Oberhalb von 2.500 EUR erhalten Sie eine Tank mit mechanischem Werk und Edelstahlgehäuse in ungetragenem Zustand. Die teuersten Exemplare bewegen sich in ganz anderen Regionen. Preise von mehr als 50.000 EUR für eine Tank aus Gelb-, Weiß- oder Roségold mit Diamantbesatz sind keine Seltenheit. Der Einstieg beginnt bei den Zeitmessern mit Quarzwerk. Sie sind in gutem bis sehr gutem Zustand schon für etwa 1.000 EUR zu haben. Die Quarzuhren dominieren den Bereich bis 2.500 EUR. Sie sind aber auch bei Preisen von 4.000 EUR und darüber noch stark vertreten.

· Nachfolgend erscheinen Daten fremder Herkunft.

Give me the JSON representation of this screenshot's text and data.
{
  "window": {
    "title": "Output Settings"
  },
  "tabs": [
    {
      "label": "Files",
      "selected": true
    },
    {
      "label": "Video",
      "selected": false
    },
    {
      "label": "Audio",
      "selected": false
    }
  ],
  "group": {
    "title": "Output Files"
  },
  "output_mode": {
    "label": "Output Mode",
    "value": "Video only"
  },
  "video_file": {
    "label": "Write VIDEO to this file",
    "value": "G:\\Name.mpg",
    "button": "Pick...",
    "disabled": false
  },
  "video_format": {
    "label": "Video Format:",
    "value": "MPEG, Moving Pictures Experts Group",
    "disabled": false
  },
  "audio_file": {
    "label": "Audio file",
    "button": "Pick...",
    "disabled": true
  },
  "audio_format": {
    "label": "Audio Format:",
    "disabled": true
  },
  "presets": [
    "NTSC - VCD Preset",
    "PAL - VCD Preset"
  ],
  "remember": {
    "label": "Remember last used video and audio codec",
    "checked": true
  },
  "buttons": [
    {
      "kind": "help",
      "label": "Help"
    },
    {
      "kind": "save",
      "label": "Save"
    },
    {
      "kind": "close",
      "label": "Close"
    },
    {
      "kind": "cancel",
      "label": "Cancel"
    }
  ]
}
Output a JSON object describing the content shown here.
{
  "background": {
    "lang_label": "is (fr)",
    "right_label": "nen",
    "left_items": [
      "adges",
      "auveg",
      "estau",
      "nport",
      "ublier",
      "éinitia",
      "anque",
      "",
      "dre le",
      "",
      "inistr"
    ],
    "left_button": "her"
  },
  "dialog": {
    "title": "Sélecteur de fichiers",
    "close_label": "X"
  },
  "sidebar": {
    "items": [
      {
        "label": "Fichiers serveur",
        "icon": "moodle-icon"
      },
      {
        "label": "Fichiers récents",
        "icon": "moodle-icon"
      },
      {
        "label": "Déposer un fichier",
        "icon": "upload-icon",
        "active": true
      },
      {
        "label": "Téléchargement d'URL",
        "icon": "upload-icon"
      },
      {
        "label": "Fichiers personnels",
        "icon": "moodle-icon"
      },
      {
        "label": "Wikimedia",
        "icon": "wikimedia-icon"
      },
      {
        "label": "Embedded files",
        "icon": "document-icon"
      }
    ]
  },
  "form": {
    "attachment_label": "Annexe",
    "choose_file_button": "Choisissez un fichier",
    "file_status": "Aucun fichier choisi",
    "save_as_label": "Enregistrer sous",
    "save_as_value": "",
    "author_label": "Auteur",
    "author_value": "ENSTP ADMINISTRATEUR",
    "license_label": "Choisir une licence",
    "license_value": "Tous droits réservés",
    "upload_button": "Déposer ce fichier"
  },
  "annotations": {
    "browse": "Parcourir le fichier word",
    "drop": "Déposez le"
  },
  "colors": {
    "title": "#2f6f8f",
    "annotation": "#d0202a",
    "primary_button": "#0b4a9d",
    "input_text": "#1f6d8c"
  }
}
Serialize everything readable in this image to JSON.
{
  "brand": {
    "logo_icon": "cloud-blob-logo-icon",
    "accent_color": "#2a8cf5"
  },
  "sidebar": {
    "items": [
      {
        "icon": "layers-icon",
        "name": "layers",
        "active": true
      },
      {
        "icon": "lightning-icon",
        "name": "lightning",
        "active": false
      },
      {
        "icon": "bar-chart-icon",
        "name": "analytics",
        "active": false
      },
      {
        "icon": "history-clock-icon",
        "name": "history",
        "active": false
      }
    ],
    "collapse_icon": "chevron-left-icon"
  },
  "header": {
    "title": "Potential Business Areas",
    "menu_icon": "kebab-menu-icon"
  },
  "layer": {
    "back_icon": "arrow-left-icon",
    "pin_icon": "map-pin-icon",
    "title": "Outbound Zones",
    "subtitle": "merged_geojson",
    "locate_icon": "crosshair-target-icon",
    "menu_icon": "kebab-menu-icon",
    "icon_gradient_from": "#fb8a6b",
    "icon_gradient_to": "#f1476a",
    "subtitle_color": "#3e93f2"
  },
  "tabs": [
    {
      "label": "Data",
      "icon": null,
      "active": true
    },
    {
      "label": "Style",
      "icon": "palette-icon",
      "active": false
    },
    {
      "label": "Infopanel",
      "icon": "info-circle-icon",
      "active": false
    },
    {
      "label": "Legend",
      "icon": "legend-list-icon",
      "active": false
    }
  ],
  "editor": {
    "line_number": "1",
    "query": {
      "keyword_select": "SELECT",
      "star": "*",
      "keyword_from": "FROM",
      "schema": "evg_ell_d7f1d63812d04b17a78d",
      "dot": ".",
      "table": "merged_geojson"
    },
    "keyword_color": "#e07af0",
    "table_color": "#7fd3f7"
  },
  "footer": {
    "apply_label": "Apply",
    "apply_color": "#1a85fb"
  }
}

Eine Alternative zur Tank ist die Reverso von Jaeger-LeCoultre. Der Mitwerber hat auch Kaliber für Cartier geliefert, so dass in einigen Tank- und Jaeger-LeCoultre-Uhren das gleiche Werk tickt.

Modelle der Tank-Kollektion

Cartier hat die Tank in unterschiedliche Kollektionen aufgeteilt. Dicht am Original von 1917 bleibt die Serie, die nach dem Schöpfer der berühmten Uhr benannt ist und von ihm selbst getragen wurde: die Tank Louis Cartier. Der Hersteller bietet sie in Gelb-, Weiß- und Rotgold mit Lederarmband an. Für rund 9000 EUR erhalten Sie ein 33,7-x-25,5-mm-Gehäuse aus 18-Karat-Gelbgold mit Mineralglas und Quarzwerk. Bei rund 40.000 EUR rangiert die skelettierte Goldversion der Louis Cartier mit Handaufzugs-Manufakturkaliber.
Auffälligstes Merkmal der Tank Anglaise ist die ins Gehäuse integrierte Krone. Ein Steg schützt die Oberseite vor direktem Kontakt. Die Vielfalt der Anglaise reicht von der Edelstahl-Ausführung für rund 4.000 EUR über Bicolor-Varianten um die 8.000 EUR bis zur Goldversion mit Diamanten zum Preis von rund 150.000 EUR.
Die Tank Française, seit 1996 auf dem Markt, passt sich mit ihrem gewölbtem Gehäuse dem Handgelenk optimal an. Als Edelstahluhr mit Quarzwerk kostet sie um sie um die 3500 EUR, in Bicolor (Gelbgold und Edelstahl) rund 6500 EUR.
Die Tank Américaine ist länglicher als die übrigen Modelle der Tank-Kollektion. Der Preis bewegt sich bei rund 14.000 EUR für die Ausführung ohne Diamanten und ca. 26.000 EUR mit den kostbaren Edelsteinen als Schmuck. Das gewölbte Gehäuse der Américaine besteht aus Rotgold, das Armband aus Alligatorleder. In ihr tickt ein mechanisches Werk mit automatischem Aufzug.
Eher quadratisch sind die Proportionen der Cartier Tank MC. Zudem besitzt sie ein etwas größeres Gehäuse und wird daher von Cartier als ausgesprochene Herrenuhr positioniert. Der Einstieg beginnt bei rund 5000 EUR für eine ungetragene MC mit Edelstahlgehäuse und kleiner Sekunde. Die Ausführung mit Stoppfunktion rangiert etwas oberhalb von 7000 EUR. Möchten Sie das Chronographenwerk mit einem Roségoldgehäuse kombinieren, dann sollten sie etwa 18.000 EUR bereithalten. Besonders exklusiv ist die skelettierte MC mit einem Gehäuse aus Palladium und einem Besatz aus 82 Brillanten für ca. 90.000 EUR. Das Handaufzugswerk können Sie durch einen Saphirglasboden betrachten.
Als Einstiegsmodell dient die Tank Solo. Ungetragene Exemplare aus Edelstahl mit Quarzwerk können sie schon für knapp 2.000 EUR erstehen. Bestückt mit einem Automatikwerk, kostet die Solo etwa 2.600 EUR. Eine Roségold-Variante mit Quarzwerk überschreitet in neuwertigem Zustand die 4000-EUR-Grenze. Die Variante in Roségold und mit Automatikwerk für ca. 7000 EUR ist die teuerste Ausführung der Tank Solo.